Les heures passées sur un grand format comme Clocher ou St Tropez ne sont pas des heures de calcul. Ce sont des heures de présence — un trait après l’autre, sans retour possible. C’est ce que le shodō appelle la voie : non pas un résultat à atteindre, mais une pratique à habiter.

Le notan : construire la lumière par contraste
Le notan (濃淡) est un principe visuel japonais qui désigne l’harmonie entre les zones sombres et les zones claires dans une composition. Dans la peinture traditionnelle japonaise à l’encre, il n’y a pas de nuances infinies de gris — il y a la confrontation directe entre le noir de l’encre et le blanc du papier, et c’est dans cette confrontation que naît le volume, la profondeur, la lumière.
Mes dessins au stylo bille fonctionnent sur le même principe. Je ne dispose pas d’une palette de couleurs ni d’un camaïeu de valeurs. J’ai du noir (ou du bleu) sur du blanc. La lumière, dans mes dessins, ne vient pas d’un aplat de blanc — elle vient de l’absence de traits. Les zones claires d’un visage sont les zones où j’ai tracé moins de traits, où j’ai laissé le papier respirer.
C’est le notan à l’œuvre : la densité des traits crée l’ombre, la rareté des traits crée la lumière. Pas de dégradé progressif — une construction par contraste, zone après zone, trait après trait.

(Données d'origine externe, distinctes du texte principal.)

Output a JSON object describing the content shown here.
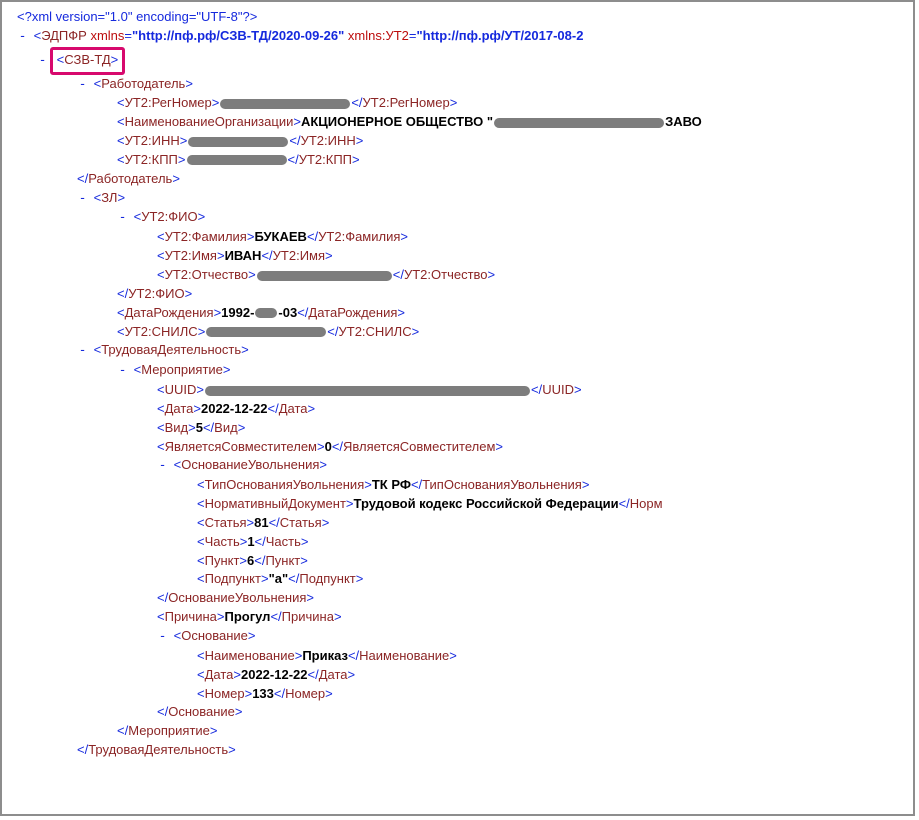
{
  "xmlDecl": "<?xml version=\"1.0\" encoding=\"UTF-8\"?>",
  "root": {
    "name": "ЭДПФР",
    "attr1": "xmlns",
    "ns1": "\"http://пф.рф/СЗВ-ТД/2020-09-26\"",
    "attr2": "xmlns:УТ2",
    "ns2": "\"http://пф.рф/УТ/2017-08-2"
  },
  "szv": "СЗВ-ТД",
  "employer": {
    "open": "Работодатель",
    "close": "Работодатель"
  },
  "regOpen": "УТ2:РегНомер",
  "regClose": "УТ2:РегНомер",
  "orgOpen": "НаименованиеОрганизации",
  "orgVal": "АКЦИОНЕРНОЕ ОБЩЕСТВО \"",
  "orgSuffix": "ЗАВО",
  "orgClose": "НаименованиеОрганизации",
  "innOpen": "УТ2:ИНН",
  "innClose": "УТ2:ИНН",
  "kppOpen": "УТ2:КПП",
  "kppClose": "УТ2:КПП",
  "zl": "ЗЛ",
  "fio": "УТ2:ФИО",
  "famOpen": "УТ2:Фамилия",
  "famVal": "БУКАЕВ",
  "famClose": "УТ2:Фамилия",
  "nameOpen": "УТ2:Имя",
  "nameVal": "ИВАН",
  "nameClose": "УТ2:Имя",
  "patOpen": "УТ2:Отчество",
  "patClose": "УТ2:Отчество",
  "dobOpen": "ДатаРождения",
  "dobVal1": "1992-",
  "dobVal2": "-03",
  "dobClose": "ДатаРождения",
  "snilsOpen": "УТ2:СНИЛС",
  "snilsClose": "УТ2:СНИЛС",
  "work": "ТрудоваяДеятельность",
  "event": "Мероприятие",
  "uuidOpen": "UUID",
  "uuidClose": "UUID",
  "dateOpen": "Дата",
  "dateVal": "2022-12-22",
  "dateClose": "Дата",
  "vidOpen": "Вид",
  "vidVal": "5",
  "vidClose": "Вид",
  "sovOpen": "ЯвляетсяСовместителем",
  "sovVal": "0",
  "sovClose": "ЯвляетсяСовместителем",
  "dismiss": "ОснованиеУвольнения",
  "typeOpen": "ТипОснованияУвольнения",
  "typeVal": "ТК РФ",
  "typeClose": "ТипОснованияУвольнения",
  "normOpen": "НормативныйДокумент",
  "normVal": "Трудовой кодекс Российской Федерации",
  "normClose": "Норм",
  "stOpen": "Статья",
  "stVal": "81",
  "stClose": "Статья",
  "chOpen": "Часть",
  "chVal": "1",
  "chClose": "Часть",
  "pnOpen": "Пункт",
  "pnVal": "6",
  "pnClose": "Пункт",
  "spOpen": "Подпункт",
  "spVal": "\"а\"",
  "spClose": "Подпункт",
  "reasonOpen": "Причина",
  "reasonVal": "Прогул",
  "reasonClose": "Причина",
  "basis": "Основание",
  "bnameOpen": "Наименование",
  "bnameVal": "Приказ",
  "bnameClose": "Наименование",
  "bdateOpen": "Дата",
  "bdateVal": "2022-12-22",
  "bdateClose": "Дата",
  "bnumOpen": "Номер",
  "bnumVal": "133",
  "bnumClose": "Номер"
}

Ce que cette parenté m’apprend sur mon propre travail
Je ne prétends pas faire de l’art japonais. Je ne maîtrise aucune de ces disciplines et j’ai juste fait ces rapprochements lors de mon voyage au Japon. Et les convergences que je décris ici sont des convergences de principe, pas de forme — mes dessins ne ressemblent pas à des estampes ou à de la calligraphie zen, et n’ont aucune prétention à les imiter.
Mais découvrir que ce que je cherche intuitivement — l’irréversibilité du geste, la beauté de l’imperfection, l’image qui naît dans l’œil du spectateur plutôt que sur le papier, la construction de la lumière par contraste — a été théorisé et pratiqué pendant des siècles dans une autre culture… c’est à la fois humiliant et rassurant.
Humiliant, parce que ces principes ne sont pas des inventions personnelles. Rassurant, parce que cela confirme qu’ils touchent à quelque chose de profond dans la façon dont les êtres humains perçoivent les images et construisent la beauté.
Le gribouillis n’est pas une régression. C’est peut-être, sans le savoir, une forme de sagesse très ancienne.